Para especialistas, o problema não está na falta de força de vontade, mas na forma como as mudanças são planejadas. “O planejamento, normalmente, não é prioridade, e isso coloca as pessoas em um ciclo constante de frustração”, avalia a gestora de projetos Ana Laura Lobo.
Começar pelo papel
O primeiro passo é simples, mas costuma ser ignorado: listar tudo o que se deseja fazer no ano seguinte. A orientação é escrever sem filtros, incluindo desde pequenas vontades até projetos maiores. Nesse momento, não é necessário detalhar nem julgar. A lista tende a ficar extensa e deve ser revisitada depois.

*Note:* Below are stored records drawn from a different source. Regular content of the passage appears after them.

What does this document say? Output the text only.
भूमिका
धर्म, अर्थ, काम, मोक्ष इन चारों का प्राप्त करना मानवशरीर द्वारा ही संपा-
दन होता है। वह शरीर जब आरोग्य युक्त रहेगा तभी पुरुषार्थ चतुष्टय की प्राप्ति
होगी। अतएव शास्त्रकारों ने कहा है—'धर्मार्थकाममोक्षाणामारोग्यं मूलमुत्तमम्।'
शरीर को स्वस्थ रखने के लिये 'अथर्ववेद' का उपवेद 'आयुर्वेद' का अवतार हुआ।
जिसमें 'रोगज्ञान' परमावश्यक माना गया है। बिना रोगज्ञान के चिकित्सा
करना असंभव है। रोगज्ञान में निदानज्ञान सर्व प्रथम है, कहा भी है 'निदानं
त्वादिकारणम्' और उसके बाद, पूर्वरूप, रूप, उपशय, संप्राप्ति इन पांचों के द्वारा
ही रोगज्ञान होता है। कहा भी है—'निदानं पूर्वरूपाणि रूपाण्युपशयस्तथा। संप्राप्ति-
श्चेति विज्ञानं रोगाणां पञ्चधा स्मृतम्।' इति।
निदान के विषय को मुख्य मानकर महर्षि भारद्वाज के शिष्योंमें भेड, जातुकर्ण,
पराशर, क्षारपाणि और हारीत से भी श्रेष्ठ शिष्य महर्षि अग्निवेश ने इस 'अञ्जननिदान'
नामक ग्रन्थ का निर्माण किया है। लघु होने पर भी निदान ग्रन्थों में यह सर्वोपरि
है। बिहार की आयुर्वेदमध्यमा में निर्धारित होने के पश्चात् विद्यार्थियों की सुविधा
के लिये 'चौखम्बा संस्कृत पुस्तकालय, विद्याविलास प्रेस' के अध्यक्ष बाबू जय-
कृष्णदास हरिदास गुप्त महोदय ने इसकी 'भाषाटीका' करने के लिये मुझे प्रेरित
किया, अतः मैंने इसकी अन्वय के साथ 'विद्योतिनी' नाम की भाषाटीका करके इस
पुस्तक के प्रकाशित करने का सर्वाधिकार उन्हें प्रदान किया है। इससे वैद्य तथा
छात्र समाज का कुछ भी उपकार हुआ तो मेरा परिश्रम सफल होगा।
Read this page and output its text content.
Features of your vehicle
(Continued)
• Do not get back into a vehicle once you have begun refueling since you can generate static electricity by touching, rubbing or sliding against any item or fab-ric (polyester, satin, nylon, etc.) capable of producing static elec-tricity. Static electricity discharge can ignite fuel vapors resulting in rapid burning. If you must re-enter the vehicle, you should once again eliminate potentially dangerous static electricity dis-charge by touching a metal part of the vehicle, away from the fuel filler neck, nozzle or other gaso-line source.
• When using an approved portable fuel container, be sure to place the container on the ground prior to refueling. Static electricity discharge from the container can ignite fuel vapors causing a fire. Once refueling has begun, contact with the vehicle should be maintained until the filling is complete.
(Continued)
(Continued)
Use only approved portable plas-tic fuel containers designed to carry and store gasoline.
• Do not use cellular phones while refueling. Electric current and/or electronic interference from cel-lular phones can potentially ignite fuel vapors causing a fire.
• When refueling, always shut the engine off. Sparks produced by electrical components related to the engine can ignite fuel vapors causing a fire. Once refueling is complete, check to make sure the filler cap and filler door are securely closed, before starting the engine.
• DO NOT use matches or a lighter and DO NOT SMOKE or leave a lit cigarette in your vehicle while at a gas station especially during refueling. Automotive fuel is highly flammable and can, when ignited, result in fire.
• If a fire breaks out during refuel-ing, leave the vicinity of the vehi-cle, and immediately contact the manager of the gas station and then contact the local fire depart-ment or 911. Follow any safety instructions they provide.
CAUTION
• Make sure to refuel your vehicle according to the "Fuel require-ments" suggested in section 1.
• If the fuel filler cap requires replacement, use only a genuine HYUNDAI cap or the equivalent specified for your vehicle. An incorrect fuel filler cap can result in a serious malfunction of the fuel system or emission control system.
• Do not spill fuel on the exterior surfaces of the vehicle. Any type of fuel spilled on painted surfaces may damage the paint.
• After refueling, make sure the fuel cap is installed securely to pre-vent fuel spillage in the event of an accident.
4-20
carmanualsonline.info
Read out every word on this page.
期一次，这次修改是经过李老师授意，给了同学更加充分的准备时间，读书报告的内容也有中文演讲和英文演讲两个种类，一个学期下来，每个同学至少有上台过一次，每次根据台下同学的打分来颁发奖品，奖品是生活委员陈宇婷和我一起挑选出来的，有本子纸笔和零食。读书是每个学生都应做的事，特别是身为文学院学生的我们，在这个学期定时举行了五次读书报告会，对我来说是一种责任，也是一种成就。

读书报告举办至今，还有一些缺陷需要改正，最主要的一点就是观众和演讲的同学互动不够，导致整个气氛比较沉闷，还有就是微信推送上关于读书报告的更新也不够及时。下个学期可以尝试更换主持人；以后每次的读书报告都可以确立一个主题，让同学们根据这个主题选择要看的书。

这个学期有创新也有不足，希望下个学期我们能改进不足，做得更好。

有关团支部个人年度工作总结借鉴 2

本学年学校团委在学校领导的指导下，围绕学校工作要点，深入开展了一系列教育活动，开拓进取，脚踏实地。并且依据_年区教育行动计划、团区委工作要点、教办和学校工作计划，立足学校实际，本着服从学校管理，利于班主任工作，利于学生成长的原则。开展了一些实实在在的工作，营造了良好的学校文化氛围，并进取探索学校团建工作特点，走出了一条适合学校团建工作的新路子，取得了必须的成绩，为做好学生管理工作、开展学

Na segunda etapa, entra a definição de prioridades. Com o tempo limitado pela rotina, é preciso reconhecer que nem tudo cabe no mesmo período. Ana Laura sugere dividir os objetivos em três grupos: urgentes, agendáveis e importantes, mas adiáveis.
Trazer as metas para a realidade
Segundo a cientista comportamental Giu Tessitore, o início do ano cria uma falsa sensação de ruptura. “Existe a ideia de que há um ‘eu do futuro’ que dará conta do que nunca conseguimos fazer”, explica. O caminho mais eficiente é olhar para trás, entender o que já funciona, o que vale manter e o que precisa ser interrompido.
Apesar do clima de recomeço, a rotina continuará exigente. Por isso, as metas precisam dialogar com a realidade. Querer aprender francês, por exemplo, exige responder perguntas práticas: haverá tempo para estudar, dinheiro para aulas ou disciplina para manter o hábito diariamente?
Metas viram projetos
Com objetivos mais realistas definidos, o próximo passo é transformá-los em projetos, divididos em etapas menores. Metas muito amplas costumam desmotivar. “Quando o objetivo parece distante demais, a chance de desistência aumenta. Passos menores dão mais segurança”, explica Giu.
Em vez de “juntar dinheiro”, definir um valor específico e um prazo claro torna o objetivo mensurável. As pequenas conquistas ao longo do caminho ajudam a manter o engajamento. “Não é só empolgação no começo, é sustentar o processo”, reforça a especialista.
Estratégia faz diferença
Se uma tentativa falhou no passado, insistir do mesmo jeito pode não funcionar. Quem não conseguiu manter a academia pode se beneficiar de desafios coletivos ou aplicativos. Quem quer ler mais pode buscar um clube do livro.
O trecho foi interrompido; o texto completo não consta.